Two comments we welcome in the interview, one about the upcoming product complaint database: “Tenenbaum said all complaints would be screened to ensure they’re legitimate.” Considering the death sentence a false complaint could amount to against a business, that’s good news.
And, “The agency plans to open its first overseas office, in China. Tenenbaum said a small staff would be based at the U.S. embassy there and would help educate Chinese officials about product standards.” That’s a good use of resources.
One AP paraphrase that gives us pause is this: “Tenenbaum said the industry has had adequate time to prepare for the new requirements.” Really?
She appeared to be responding to a specific question about the lower 300 ppm lead limits. Industry has indeed “prepared”, in many cases by removing completely safe products from the marketplace. To the extent that “industry” includes home-based businesses, then some are closing.
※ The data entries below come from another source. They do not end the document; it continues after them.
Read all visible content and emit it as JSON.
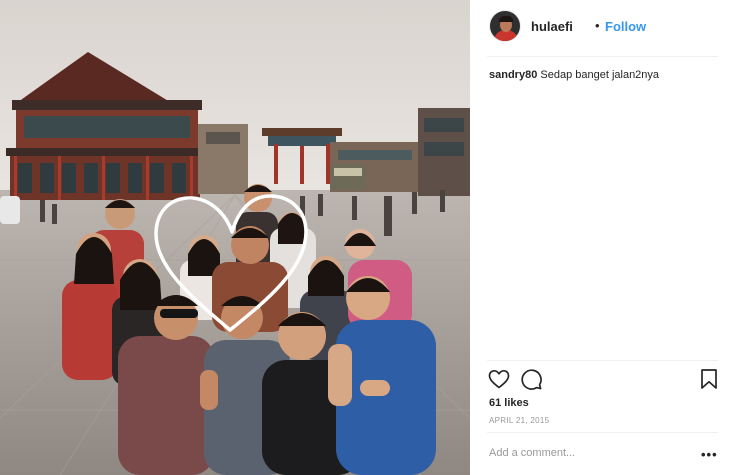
{
  "post": {
    "username": "hulaefi",
    "separator": "•",
    "follow_label": "Follow",
    "caption": {
      "user": "sandry80",
      "text": "Sedap banget jalan2nya"
    },
    "likes": "61 likes",
    "date": "APRIL 21, 2015",
    "comment_placeholder": "Add a comment...",
    "more_label": "•••"
  },
  "icons": {
    "like": "heart-icon",
    "comment": "comment-bubble-icon",
    "save": "bookmark-icon",
    "more": "ellipsis-icon"
  },
  "colors": {
    "link": "#3897f0",
    "text": "#262626",
    "muted": "#999999",
    "divider": "#efefef"
  }
}
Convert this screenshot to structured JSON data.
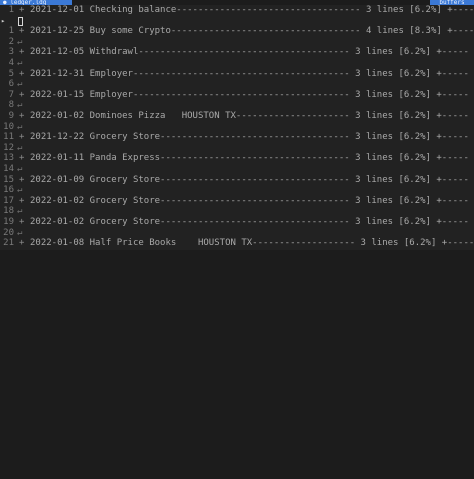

Let’s return to Commissioner Nancy Nord’s citing of the effects of the ban on decorative crystals and glass beads:
- A major retail chain attributed a $6.5 million loss in the first quarter to the lack of an exclusion for crystals; $200,000 of jewelry that complies with Proposition 65 in California nevertheless was pulled by another manufacturer;
- About 2 million jewelry pieces from a different manufacturer are being returned, the loss estimated to reach millions of dollars;
- A retailer reported $700,000 in testing costs for crystals;
- Substantial drop in sales reported by companies who have substituted plastic for crystal products, and
- Examples of job losses: a small children’s jewelry manufacturer with 50 employees anticipates closing down because of this law; several companies are preparing to reduce their workforce by 1/3 because of the CPSIA.
Well, you could call those examples of industry adjusting.